Another reason to make a multi-bet wager is when you believe the odds that you will receive on a horse will be much larger than what will be reflected in the Win market. For example, in the early Daily Double at Woodbine on March 13, 2008, the first leg was won in a fortunate manner by 0.90-1 shot Duchessofnorthyork. In the second race, Escaping Beauty was the fifth choice in the morning line at 6-1 but was sent off as a solid second choice at 2.9-1 and got the win. A $2 win parlay would have paid $14.82, but the Double was a generous $29.90. Double bettors who could recognize the value in Escaping Beauty received a much better price than the Win backers.

A final note that multi-leg bettors should be aware of is to be aware of the pool sizes, especially when backing longshots. It would be great to have 3 consecutive 20-1 shots win in a Pick 3 on the WEG circuit, but unfortunately the pools usually only contain approximately $4000, leaving around $3000 after takeout. A $1 Win parlay of 3 20-1 shots would pay $9261, but hitting that pays you at most $3000, and less if someone else has also hit it. Making a Pick 3 wager with horses going off at 13.45-1 or more in each leg is a mathematically poor bet. This effect is most pronounced in Super 7 wagering. When the pool has a $10000 guaranteed payout, 7 horses of 2.75-1 or more creates a parlay that would pay more than the $10000 that you would receive. For a $50000 carryover pool, the odds only increase to 3.7-1. For a $250000 carryover, it is 4.9-1. The lesson to be learned is that you should probably only bet the Super 7 when you have some very solid low price horses that you are comfortable keying.


Anonymous said...

Your logic on both counts makes sense: multis are bad for churn, but are good bets within certain parameters. They are also not a very good product for enticing novices, as it requires too much prep.
With the increase in racinoes, we need to offer fun single race options for non-hardcore handicappers that normally wager by pulling a lever, like superfectas that pay back a little if you get three of 4, dime supers, 50 cent trifectas.
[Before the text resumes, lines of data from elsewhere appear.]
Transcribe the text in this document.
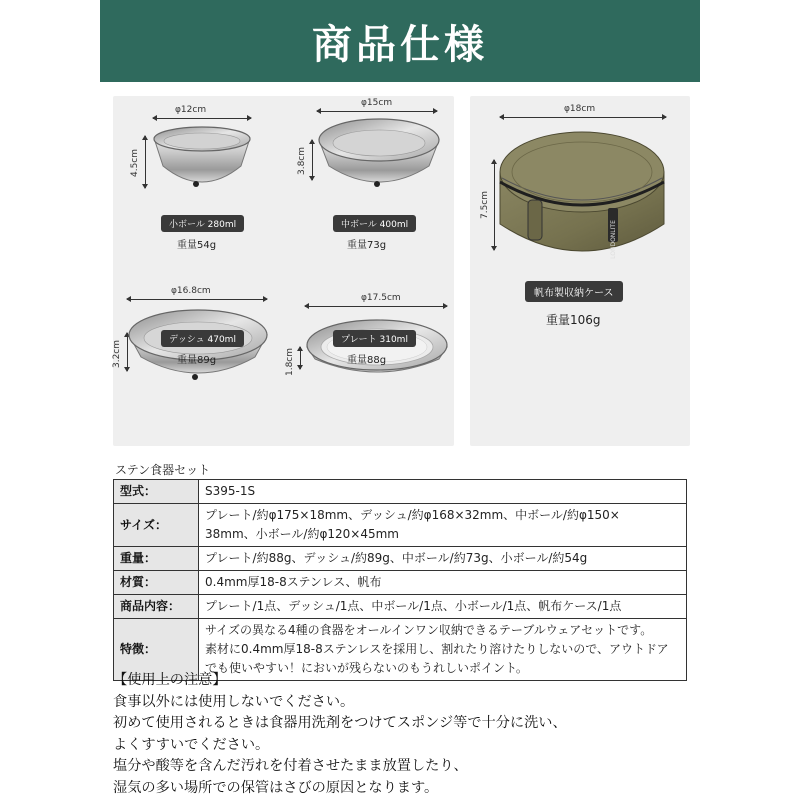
商品仕様
φ12cm
4.5cm
小ボール 280ml
重量54g
φ15cm
3.8cm
中ボール 400ml
重量73g
φ16.8cm
3.2cm	デッシュ 470ml
重量89g
φ17.5cm
1.8cm
プレート 310ml
重量88g
φ18cm
7.5cm
LONDONLITE
帆布製収納ケース
重量106g
ステン食器セット
型式：	S395-1S

サイズ：	プレート/約φ175×18mm、デッシュ/約φ168×32mm、中ボール/約φ150×
38mm、小ボール/約φ120×45mm

重量：	プレート/約88g、デッシュ/約89g、中ボール/約73g、小ボール/約54g

材質：	0.4mm厚18-8ステンレス、帆布

商品内容：	プレート/1点、デッシュ/1点、中ボール/1点、小ボール/1点、帆布ケース/1点

特徴：	サイズの異なる4種の食器をオールインワン収納できるテーブルウェアセットです。
素材に0.4mm厚18-8ステンレスを採用し、割れたり溶けたりしないので、アウトドア
でも使いやすい！においが残らないのもうれしいポイント。
【使用上の注意】
食事以外には使用しないでください。
初めて使用されるときは食器用洗剤をつけてスポンジ等で十分に洗い、
よくすすいでください。
塩分や酸等を含んだ汚れを付着させたまま放置したり、
湿気の多い場所での保管はさびの原因となります。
When I visited Presque Isle recently, at least half of the people watching the races were slots players taking a break-marketing at these tracks has to take this group into account. Suggesting ways to bet, like group show pools and wheeling horses, will promote more action. Who knows, some of them may even realize it's more fun to watch horses than lights and wheels turning.

HANA said...

Good points Kevin.

When I get in trouble with my bankroll it is because I am spending too much on low hit rate bets. Just think of the people who are spending $64 on a pick 6 with a $100 starting bankroll? You are pretty much dead before you start. How can the game grow if nobody wins?